HMRC VAT Enquiries – Understanding the Kittel Principle in VAT Investigations
Posted on 03 Mar 2025, by David Brindley

The Kittel principle is a statutory tool used by HM Revenue and Customs (HMRC) in VAT investigations to prevent MTIC/Carousel fraud.
This principle, established by the European Court of Justice in the cases of Axel Kittel v Belgian State and Belgian State v Recolta Recycling SPRL (C-439/04 and C-440/04), allows HMRC to deny a business the right to reclaim input VAT if the taxpayer knew or should have known that its transactions were connected to VAT fraud.
We have increasingly seen Kittel used in both construction and mini-umbrella companies of late, and it is important to be aware that HMRC does consider this in VAT enquiries.
How HMRC applies the Kittel principle
HMRC has been using the Kittel principle increasingly in its VAT investigations where they believe that fraud has taken place within the supply chain.
When conducting an investigation, HMRC will scrutinise a business’s transactions, along with other companies that they work with, to identify any connections to fraudulent activity.
A few of the key indicators that may alert HMRC to potential VAT fraud include:
- Failure to conduct due diligence on suppliers and customers
- Unusual transaction patterns or pricing
- Lack of proper documentation or records
If HMRC determines that there has been VAT fraud in the supply chain, they will usually write to all the associated businesses, informing them that they should no longer trade with the company that they suspect is fraudulent.
HMRC may conduct checks into associated businesses to determine whether they knew or should have known about the fraudulent nature of its transactions.

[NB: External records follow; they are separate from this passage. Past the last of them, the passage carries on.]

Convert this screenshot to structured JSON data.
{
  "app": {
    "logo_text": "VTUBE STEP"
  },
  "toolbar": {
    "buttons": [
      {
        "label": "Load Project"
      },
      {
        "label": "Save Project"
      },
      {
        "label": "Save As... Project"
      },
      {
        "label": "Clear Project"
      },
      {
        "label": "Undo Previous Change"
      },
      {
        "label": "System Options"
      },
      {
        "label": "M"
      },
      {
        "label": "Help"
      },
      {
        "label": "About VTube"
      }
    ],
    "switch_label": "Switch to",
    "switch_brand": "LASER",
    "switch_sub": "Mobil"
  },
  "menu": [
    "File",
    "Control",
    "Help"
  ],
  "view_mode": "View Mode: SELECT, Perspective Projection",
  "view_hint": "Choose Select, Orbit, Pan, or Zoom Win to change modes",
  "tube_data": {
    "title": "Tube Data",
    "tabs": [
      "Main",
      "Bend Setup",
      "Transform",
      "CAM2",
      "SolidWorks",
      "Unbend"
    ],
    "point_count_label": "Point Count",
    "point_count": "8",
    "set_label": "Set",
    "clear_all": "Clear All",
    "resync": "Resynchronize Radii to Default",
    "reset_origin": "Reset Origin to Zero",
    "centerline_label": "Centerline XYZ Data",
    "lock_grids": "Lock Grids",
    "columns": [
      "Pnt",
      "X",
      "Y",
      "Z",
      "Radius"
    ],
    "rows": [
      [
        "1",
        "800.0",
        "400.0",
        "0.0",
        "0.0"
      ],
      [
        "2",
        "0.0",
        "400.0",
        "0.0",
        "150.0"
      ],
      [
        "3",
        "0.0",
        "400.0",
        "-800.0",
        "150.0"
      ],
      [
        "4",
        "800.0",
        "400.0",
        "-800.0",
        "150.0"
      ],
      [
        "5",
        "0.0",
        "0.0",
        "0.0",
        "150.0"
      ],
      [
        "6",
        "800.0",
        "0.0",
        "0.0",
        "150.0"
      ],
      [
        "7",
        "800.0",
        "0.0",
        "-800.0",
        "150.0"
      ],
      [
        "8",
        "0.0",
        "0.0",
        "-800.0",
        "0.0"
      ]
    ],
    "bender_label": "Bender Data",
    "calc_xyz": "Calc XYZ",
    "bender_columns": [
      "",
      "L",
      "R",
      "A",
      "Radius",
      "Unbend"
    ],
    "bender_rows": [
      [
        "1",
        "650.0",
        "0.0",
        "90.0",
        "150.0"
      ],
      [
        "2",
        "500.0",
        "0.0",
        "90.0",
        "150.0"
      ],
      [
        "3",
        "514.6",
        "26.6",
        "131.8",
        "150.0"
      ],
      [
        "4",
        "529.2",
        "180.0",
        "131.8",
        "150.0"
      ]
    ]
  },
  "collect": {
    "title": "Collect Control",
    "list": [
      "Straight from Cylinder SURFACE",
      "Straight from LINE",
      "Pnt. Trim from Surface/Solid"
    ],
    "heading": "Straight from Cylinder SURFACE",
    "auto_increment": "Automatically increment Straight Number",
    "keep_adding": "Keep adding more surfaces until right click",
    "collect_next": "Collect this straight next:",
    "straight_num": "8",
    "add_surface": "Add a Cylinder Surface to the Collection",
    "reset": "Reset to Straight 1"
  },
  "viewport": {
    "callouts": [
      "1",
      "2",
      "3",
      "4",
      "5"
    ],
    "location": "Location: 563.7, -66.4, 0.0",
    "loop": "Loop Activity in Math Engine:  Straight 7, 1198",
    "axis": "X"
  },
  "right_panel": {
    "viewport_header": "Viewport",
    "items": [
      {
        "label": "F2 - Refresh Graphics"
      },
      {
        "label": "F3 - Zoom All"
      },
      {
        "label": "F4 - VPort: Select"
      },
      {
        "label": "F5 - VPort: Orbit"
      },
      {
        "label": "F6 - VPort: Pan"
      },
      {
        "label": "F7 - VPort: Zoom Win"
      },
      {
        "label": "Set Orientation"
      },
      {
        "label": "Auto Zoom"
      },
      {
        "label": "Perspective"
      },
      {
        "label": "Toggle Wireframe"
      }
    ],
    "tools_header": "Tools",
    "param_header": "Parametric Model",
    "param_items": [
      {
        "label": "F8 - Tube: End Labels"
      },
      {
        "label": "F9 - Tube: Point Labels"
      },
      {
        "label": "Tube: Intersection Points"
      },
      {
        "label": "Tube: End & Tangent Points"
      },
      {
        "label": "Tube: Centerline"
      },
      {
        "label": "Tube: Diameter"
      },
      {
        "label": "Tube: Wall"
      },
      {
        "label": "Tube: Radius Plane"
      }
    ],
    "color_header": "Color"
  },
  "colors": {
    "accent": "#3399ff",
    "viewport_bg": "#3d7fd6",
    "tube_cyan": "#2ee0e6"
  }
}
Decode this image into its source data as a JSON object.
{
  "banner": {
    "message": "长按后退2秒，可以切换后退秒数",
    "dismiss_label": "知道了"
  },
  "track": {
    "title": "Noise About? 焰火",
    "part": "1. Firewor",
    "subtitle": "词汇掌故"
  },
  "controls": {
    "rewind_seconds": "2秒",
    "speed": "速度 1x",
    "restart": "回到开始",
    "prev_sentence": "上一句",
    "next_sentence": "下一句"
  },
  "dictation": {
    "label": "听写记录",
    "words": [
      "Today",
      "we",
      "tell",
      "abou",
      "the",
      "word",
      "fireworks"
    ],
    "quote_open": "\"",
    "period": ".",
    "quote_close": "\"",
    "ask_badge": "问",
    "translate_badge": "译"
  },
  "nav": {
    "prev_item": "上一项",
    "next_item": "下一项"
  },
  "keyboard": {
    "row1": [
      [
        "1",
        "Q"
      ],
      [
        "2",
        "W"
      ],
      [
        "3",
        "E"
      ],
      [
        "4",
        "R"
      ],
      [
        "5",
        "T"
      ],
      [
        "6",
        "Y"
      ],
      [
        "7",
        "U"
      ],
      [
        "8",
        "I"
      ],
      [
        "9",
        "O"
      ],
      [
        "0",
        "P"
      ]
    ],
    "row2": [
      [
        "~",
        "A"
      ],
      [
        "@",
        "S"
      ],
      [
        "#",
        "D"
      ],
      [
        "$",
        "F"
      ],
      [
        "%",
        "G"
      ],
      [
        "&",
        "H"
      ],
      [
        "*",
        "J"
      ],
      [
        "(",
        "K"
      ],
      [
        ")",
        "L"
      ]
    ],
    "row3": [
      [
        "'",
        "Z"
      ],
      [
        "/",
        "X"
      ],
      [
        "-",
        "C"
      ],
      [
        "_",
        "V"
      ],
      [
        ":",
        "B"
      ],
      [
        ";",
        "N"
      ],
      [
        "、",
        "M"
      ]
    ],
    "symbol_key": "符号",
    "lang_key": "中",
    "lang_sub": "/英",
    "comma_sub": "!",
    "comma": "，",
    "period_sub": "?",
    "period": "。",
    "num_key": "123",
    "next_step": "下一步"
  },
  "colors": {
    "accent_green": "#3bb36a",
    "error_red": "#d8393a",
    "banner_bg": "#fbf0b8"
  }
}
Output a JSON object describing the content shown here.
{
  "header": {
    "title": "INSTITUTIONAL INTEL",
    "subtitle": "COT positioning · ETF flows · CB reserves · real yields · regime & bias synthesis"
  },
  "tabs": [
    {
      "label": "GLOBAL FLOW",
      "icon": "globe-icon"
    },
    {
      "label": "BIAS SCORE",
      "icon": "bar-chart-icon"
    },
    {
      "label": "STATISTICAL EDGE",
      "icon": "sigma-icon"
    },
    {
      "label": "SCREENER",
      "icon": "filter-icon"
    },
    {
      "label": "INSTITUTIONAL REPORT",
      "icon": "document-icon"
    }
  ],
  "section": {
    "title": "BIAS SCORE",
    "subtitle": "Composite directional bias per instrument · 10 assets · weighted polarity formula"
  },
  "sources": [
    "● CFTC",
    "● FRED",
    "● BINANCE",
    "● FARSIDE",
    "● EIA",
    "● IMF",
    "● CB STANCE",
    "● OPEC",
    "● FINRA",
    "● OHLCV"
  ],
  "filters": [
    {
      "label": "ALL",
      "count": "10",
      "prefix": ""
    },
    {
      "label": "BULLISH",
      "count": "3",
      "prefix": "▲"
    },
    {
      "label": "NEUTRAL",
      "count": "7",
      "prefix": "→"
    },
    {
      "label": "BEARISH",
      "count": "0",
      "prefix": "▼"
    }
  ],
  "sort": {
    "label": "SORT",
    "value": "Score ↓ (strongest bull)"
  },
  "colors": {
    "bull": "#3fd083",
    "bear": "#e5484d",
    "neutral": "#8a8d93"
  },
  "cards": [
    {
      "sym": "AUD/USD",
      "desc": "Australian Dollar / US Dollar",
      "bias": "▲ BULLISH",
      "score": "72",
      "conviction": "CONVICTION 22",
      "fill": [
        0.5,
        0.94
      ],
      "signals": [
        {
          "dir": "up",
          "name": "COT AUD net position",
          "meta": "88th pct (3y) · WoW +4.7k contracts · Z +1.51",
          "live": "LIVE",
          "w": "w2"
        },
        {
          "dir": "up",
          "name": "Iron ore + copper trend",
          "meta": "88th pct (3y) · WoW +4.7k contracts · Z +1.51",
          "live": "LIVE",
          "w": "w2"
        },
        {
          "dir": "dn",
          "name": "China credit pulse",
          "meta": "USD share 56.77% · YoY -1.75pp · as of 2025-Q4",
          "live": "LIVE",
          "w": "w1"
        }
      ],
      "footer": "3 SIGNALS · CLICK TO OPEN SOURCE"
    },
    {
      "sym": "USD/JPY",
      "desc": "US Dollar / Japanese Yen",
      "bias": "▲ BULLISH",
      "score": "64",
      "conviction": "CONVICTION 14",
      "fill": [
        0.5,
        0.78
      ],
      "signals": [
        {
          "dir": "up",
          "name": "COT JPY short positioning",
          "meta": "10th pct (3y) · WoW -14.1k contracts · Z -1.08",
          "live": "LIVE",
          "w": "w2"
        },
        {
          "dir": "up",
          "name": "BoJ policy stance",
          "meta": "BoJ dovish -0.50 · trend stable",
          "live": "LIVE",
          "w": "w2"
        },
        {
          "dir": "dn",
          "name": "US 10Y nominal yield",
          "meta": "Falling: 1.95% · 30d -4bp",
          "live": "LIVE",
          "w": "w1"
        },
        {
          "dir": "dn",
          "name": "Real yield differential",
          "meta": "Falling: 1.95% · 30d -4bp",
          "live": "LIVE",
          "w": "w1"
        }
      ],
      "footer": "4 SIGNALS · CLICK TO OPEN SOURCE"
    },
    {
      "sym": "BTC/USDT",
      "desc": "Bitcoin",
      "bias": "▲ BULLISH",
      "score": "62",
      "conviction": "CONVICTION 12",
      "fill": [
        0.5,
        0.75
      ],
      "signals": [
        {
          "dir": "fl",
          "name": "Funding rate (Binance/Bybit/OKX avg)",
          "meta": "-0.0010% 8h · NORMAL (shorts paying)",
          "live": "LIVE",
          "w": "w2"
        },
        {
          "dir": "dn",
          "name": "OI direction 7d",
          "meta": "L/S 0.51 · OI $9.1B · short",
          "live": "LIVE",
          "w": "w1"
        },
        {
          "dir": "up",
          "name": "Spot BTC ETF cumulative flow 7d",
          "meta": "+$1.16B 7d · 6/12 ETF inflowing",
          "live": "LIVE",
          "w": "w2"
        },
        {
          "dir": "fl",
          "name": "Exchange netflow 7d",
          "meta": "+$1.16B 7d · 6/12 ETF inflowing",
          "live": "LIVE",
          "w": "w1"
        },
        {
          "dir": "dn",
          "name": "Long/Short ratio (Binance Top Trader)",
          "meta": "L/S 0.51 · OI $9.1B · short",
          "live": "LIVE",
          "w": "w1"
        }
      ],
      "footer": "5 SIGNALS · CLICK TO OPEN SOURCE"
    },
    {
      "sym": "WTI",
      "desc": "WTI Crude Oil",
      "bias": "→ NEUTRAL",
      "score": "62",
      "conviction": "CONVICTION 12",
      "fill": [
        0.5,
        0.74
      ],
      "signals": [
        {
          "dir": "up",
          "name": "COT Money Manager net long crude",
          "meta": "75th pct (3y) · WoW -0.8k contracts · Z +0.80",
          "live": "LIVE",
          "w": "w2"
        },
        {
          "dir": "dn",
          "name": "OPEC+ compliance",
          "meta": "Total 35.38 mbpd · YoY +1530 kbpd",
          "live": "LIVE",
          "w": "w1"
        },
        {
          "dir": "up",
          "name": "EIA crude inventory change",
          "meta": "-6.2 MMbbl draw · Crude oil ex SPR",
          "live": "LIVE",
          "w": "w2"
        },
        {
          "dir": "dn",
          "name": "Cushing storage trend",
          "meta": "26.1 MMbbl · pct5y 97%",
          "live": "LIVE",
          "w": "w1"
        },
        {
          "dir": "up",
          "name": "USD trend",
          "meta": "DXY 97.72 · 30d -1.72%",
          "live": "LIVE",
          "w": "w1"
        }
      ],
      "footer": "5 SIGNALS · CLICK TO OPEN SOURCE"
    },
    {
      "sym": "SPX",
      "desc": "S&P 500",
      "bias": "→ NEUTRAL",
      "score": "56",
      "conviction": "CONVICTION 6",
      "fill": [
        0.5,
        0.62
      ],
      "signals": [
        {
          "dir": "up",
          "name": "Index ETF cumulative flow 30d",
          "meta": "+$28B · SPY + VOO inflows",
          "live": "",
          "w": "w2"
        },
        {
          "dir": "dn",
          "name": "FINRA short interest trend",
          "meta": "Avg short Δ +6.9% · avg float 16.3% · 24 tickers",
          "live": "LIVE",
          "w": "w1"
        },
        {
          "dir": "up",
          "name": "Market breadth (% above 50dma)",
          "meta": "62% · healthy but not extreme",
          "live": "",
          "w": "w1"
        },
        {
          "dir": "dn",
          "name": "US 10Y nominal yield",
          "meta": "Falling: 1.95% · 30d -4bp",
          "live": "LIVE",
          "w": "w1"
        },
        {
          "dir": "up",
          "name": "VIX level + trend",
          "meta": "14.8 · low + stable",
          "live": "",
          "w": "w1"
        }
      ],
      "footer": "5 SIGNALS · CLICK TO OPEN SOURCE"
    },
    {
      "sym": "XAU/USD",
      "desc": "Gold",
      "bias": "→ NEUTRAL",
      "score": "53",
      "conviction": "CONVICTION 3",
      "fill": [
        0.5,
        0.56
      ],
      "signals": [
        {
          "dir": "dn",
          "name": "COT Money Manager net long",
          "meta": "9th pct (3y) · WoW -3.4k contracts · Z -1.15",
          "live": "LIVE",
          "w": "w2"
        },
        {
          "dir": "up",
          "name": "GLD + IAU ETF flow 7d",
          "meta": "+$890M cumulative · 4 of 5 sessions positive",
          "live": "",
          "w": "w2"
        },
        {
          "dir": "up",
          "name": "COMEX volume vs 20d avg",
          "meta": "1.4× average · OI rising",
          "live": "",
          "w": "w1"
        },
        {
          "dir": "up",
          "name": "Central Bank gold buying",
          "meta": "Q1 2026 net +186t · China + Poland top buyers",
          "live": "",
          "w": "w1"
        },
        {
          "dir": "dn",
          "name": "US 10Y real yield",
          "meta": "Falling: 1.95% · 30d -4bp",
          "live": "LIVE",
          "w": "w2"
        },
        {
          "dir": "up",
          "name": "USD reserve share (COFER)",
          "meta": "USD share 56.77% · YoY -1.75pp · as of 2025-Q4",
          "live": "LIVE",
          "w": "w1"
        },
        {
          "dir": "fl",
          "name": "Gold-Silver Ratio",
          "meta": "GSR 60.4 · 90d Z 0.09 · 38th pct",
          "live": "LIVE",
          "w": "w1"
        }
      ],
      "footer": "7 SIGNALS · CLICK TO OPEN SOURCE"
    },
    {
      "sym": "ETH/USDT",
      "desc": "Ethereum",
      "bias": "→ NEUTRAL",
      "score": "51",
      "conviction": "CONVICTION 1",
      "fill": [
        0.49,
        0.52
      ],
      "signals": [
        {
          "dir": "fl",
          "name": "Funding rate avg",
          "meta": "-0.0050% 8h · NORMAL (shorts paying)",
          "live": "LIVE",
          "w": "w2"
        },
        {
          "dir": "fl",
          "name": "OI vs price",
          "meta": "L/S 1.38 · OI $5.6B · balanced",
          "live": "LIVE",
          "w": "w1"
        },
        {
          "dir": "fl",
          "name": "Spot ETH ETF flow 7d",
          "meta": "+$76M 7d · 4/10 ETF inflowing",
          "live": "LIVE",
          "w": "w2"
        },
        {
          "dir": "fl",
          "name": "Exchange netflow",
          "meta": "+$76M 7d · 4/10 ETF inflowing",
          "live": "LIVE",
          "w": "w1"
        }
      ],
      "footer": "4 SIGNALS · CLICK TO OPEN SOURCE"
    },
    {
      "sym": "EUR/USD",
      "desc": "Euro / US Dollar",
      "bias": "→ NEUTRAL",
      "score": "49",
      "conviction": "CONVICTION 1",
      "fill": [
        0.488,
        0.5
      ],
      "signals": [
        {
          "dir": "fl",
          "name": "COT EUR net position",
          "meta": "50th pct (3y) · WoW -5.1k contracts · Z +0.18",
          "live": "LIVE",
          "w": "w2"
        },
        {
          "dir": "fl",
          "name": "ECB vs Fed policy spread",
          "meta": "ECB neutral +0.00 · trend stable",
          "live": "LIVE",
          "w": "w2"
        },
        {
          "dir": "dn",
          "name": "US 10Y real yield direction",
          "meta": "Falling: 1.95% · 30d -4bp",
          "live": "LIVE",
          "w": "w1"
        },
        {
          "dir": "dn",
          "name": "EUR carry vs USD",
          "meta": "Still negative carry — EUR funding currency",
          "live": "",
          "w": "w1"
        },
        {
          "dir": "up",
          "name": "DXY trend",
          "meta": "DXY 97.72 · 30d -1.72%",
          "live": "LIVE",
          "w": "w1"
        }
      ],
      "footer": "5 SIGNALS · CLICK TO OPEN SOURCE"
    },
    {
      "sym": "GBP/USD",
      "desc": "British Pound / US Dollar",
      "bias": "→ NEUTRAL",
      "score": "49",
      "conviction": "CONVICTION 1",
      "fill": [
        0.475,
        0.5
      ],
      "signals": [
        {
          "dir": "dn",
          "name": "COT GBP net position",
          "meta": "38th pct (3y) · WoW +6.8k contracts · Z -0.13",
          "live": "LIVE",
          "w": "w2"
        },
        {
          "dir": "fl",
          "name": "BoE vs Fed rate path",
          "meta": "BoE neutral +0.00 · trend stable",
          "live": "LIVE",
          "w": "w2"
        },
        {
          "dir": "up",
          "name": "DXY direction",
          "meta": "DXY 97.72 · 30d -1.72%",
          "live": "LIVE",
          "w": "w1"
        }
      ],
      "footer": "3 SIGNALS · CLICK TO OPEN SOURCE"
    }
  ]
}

If they determine that the business should have known about the fraud, they will issue a Kittel Notice which will deny the business the right to reclaim input VAT on those transactions.
This is usually followed by assessments to collect the previously claimed input VAT.
Additionally, should the company continue to trade, HMRC may decide to deregister the company for VAT completely, which will usually remove its ability to trade altogether.
The intention of HMRC’s approach is to remove businesses out of the chain that knowingly or negligently facilitate VAT fraud.
“Should have known”
A point that should not be overlooked is the fact that in Kittel VAT investigations HMRC does not have to prove that the business was aware of any VAT fraud.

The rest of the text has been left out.